The problem, alas, is that he's not very adept at constructing a narrative. As it happens, Mandico spins the sorts of anarchic anti-stories that might make their disjointedness seem like a decision, if not exactly a virtue. But in many respects After Blue is a collection of avant-garde ideas lumbering along endlessly, logy and redundant. This not-quite-fatal flaw is perhaps best exemplified by After Blue's dominant joke. The vicious outlaw who must be killed is a Polish woman named Katarzyna Buszowska, but she is colloquially referred to as "Kate Bush." So every time she's mentioned in the film, we implicitly compare her hairy, muscular mien with that of Britain's #1 ethereal songstress. Hardy-har-har.
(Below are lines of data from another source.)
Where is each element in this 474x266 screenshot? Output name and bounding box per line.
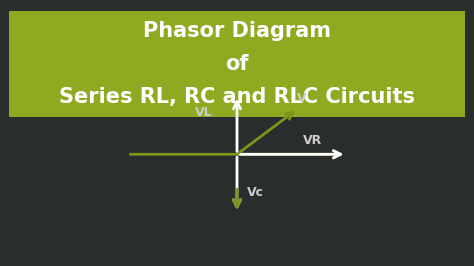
Text: VR: VR (302, 135, 322, 147)
Text: V: V (297, 92, 307, 105)
Text: VL: VL (195, 106, 213, 119)
Text: Vc: Vc (246, 186, 264, 199)
Text: Phasor Diagram
of
Series RL, RC and RLC Circuits: Phasor Diagram of Series RL, RC and RLC … (59, 21, 415, 107)
FancyBboxPatch shape (9, 11, 465, 117)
Oddly enough, After Blue is kind of a Western. On the beach one day, young Roxy (Paula Luna) finds a woman buried to her neck in sand. Roxy's a bit of an outcast, and the mystery lady's promise of three wishes is too much to resist. Once she's free, Kate Bush (Agata Buzek) kills Roxy's three companions and begins a psychotic murder spree across the countryside. She's an outlaw, and the community demands that Roxy's mother Zora (the great Elina Löwensohn) must track Kate Bush down and kill her. And of course, Zora and Roxy encounter many dubious characters along the way.
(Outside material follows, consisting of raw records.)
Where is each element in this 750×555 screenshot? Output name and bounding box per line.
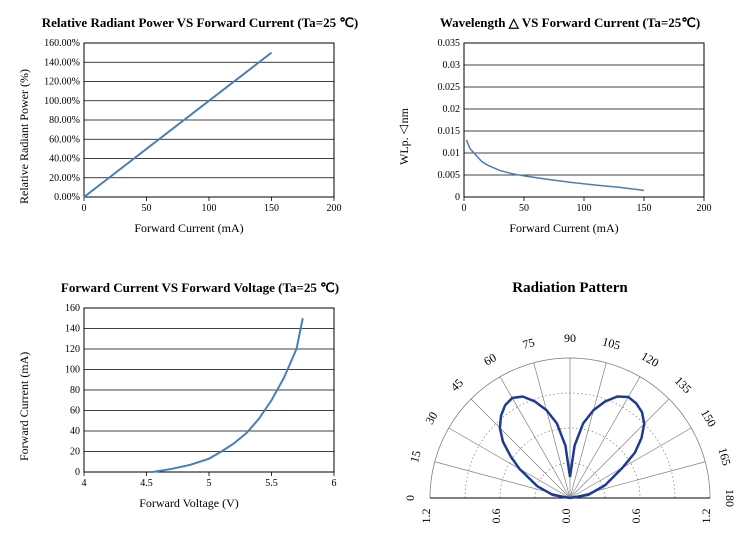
chart2-title: Wavelength △ VS Forward Current (Ta=25℃) (395, 15, 745, 31)
svg-text:100.00%: 100.00% (44, 96, 80, 107)
svg-text:5: 5 (207, 478, 212, 489)
svg-text:6: 6 (332, 478, 337, 489)
svg-text:105: 105 (601, 334, 622, 352)
svg-text:75: 75 (521, 335, 536, 352)
chart1-plot: 0.00% 20.00% 40.00% 60.00% 80.00% 100.00% 120.… (34, 37, 344, 217)
chart3-ylabel: Forward Current (mA) (15, 302, 34, 511)
svg-text:0.025: 0.025 (438, 82, 461, 93)
chart-wavelength: Wavelength △ VS Forward Current (Ta=25℃)… (395, 15, 745, 270)
svg-text:40.00%: 40.00% (49, 154, 80, 165)
svg-text:0.01: 0.01 (443, 148, 461, 159)
svg-text:0.00%: 0.00% (54, 192, 80, 203)
svg-text:0: 0 (462, 203, 467, 214)
svg-text:0: 0 (75, 467, 80, 478)
chart2-ylabel: WLp.△nm (395, 37, 414, 236)
svg-text:120: 120 (639, 349, 662, 370)
svg-text:135: 135 (672, 374, 695, 397)
chart3-plot: 0 20 40 60 80 100 120 140 160 4 4.5 5 5.5 6 (34, 302, 344, 492)
svg-text:160.00%: 160.00% (44, 38, 80, 49)
svg-text:60: 60 (481, 350, 498, 368)
svg-text:100: 100 (65, 365, 80, 376)
chart3-title: Forward Current VS Forward Voltage (Ta=2… (15, 280, 385, 296)
svg-text:60.00%: 60.00% (49, 134, 80, 145)
chart3-xlabel: Forward Voltage (V) (34, 496, 344, 511)
svg-text:60: 60 (70, 406, 80, 417)
svg-text:140: 140 (65, 324, 80, 335)
svg-text:0: 0 (455, 192, 460, 203)
svg-text:150: 150 (264, 203, 279, 214)
svg-text:0: 0 (403, 495, 417, 501)
svg-text:200: 200 (327, 203, 342, 214)
svg-text:0.005: 0.005 (438, 170, 461, 181)
chart-radiant-power: Relative Radiant Power VS Forward Curren… (15, 15, 385, 270)
svg-text:0.035: 0.035 (438, 38, 461, 49)
svg-text:80.00%: 80.00% (49, 115, 80, 126)
chart2-xlabel: Forward Current (mA) (414, 221, 714, 236)
chart4-title: Radiation Pattern (395, 280, 745, 297)
svg-text:20.00%: 20.00% (49, 173, 80, 184)
svg-text:0: 0 (82, 203, 87, 214)
svg-text:165: 165 (715, 446, 733, 467)
chart1-title: Relative Radiant Power VS Forward Curren… (15, 15, 385, 31)
chart-radiation-pattern: Radiation Pattern 0 15 30 45 60 75 90 105 120 135… (395, 280, 745, 540)
svg-text:200: 200 (697, 203, 712, 214)
svg-text:150: 150 (637, 203, 652, 214)
svg-text:80: 80 (70, 385, 80, 396)
svg-text:0.0: 0.0 (559, 509, 573, 524)
svg-text:4: 4 (82, 478, 87, 489)
svg-text:0.02: 0.02 (443, 104, 461, 115)
chart2-plot: 0 0.005 0.01 0.015 0.02 0.025 0.03 0.035 0 50 100 1… (414, 37, 714, 217)
svg-text:20: 20 (70, 447, 80, 458)
svg-text:150: 150 (698, 407, 719, 430)
svg-text:180: 180 (723, 489, 737, 507)
svg-text:15: 15 (407, 449, 424, 464)
svg-text:100: 100 (577, 203, 592, 214)
svg-text:160: 160 (65, 303, 80, 314)
svg-text:120.00%: 120.00% (44, 77, 80, 88)
chart4-plot: 0 15 30 45 60 75 90 105 120 135150 165 180 1.2 0.6 0.0… (395, 303, 745, 528)
svg-text:50: 50 (519, 203, 529, 214)
svg-text:1.2: 1.2 (419, 509, 433, 524)
svg-text:45: 45 (448, 376, 466, 394)
svg-text:100: 100 (202, 203, 217, 214)
chart1-xlabel: Forward Current (mA) (34, 221, 344, 236)
svg-text:140.00%: 140.00% (44, 57, 80, 68)
chart-iv-curve: Forward Current VS Forward Voltage (Ta=2… (15, 280, 385, 540)
svg-text:0.03: 0.03 (443, 60, 461, 71)
svg-text:1.2: 1.2 (699, 509, 713, 524)
svg-text:0.015: 0.015 (438, 126, 461, 137)
svg-text:50: 50 (142, 203, 152, 214)
svg-text:90: 90 (564, 331, 576, 345)
svg-text:30: 30 (422, 409, 440, 426)
svg-text:0.6: 0.6 (489, 509, 503, 524)
svg-text:4.5: 4.5 (140, 478, 153, 489)
svg-text:0.6: 0.6 (629, 509, 643, 524)
svg-text:120: 120 (65, 344, 80, 355)
svg-text:5.5: 5.5 (265, 478, 278, 489)
chart1-ylabel: Relative Radiant Power (%) (15, 37, 34, 236)
svg-text:40: 40 (70, 426, 80, 437)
One might almost suspect that Mandico grasped for the comfort of genre as a way to organize his intricate set designs and bizarre premises. The world of planet After Blue is a post-Earth colony, a place where all the men died and only the women remain. The atmosphere is hazy and purple, everything abuzz with floating film grain. Gender is fluid, but sexual aggression is ubiquitous, again suggesting that Mandico wanted a pretext that allowed him to depict S/M power play without running afoul of political correctness. 

All of the invention on display makes it all the more frustrating that After Blue is such a slog. I didn't much care for Mandico's last feature, Wild Boys, but its Peter Pan / Capt. Hook structure did provide a basic sense of movement. After Blue is about 80% throat-clearing, as Mandico lingers over Kate's psycho-sexual hold over Roxy, the matriarchs forcing Zora to accept the task of hunting Kate, the two women meeting Kate's mother and sister, and finally getting waylaid (and laid-laid) by Sternberg (Vimala Pons), a mountain-dwelling painter, and her male-ish sex robot Olgar 2 (Michaël Erpelding). It's a long wind-up for a rather sloppy pitch, as the eventual showdown is a nonstarter as well.

Nevertheless, we take in all sorts of neon boulders and oozing plant life along the way. Nobody combines saturated color with viscosity quite like Mandico. Okay, maybe Yann Gonzalez, who is part of the scene that spawned Mandico as well. But Gonzalez is willing to kill his babies, sacrificing wild style for narrative coherence. Mandico not so much. His fascination with Guy Maddin's neo-archaisms is evident. (When you think about it, Maddin's impact on contemporary film culture is sorely under-acknowledged.) But unfortunately After Blue most resembles Twilight of the Ice Nymphs, Maddin's weakest effort.

Still, I'm glad this fellow is out there, making these perverse, unwieldy films. I realize it may seem like special pleading, but I do think Mandico's distinctive vision justifies itself, even when the director fails to give it a meaningful shape. After all, Mandico may eventually learn to be a storyteller, if that's what he really wants to do. But it's a lot less likely that some drab industry hack will suddenly sprout a personality. You in spite of its obvious weaknesses, I consider After Blue one to grow on.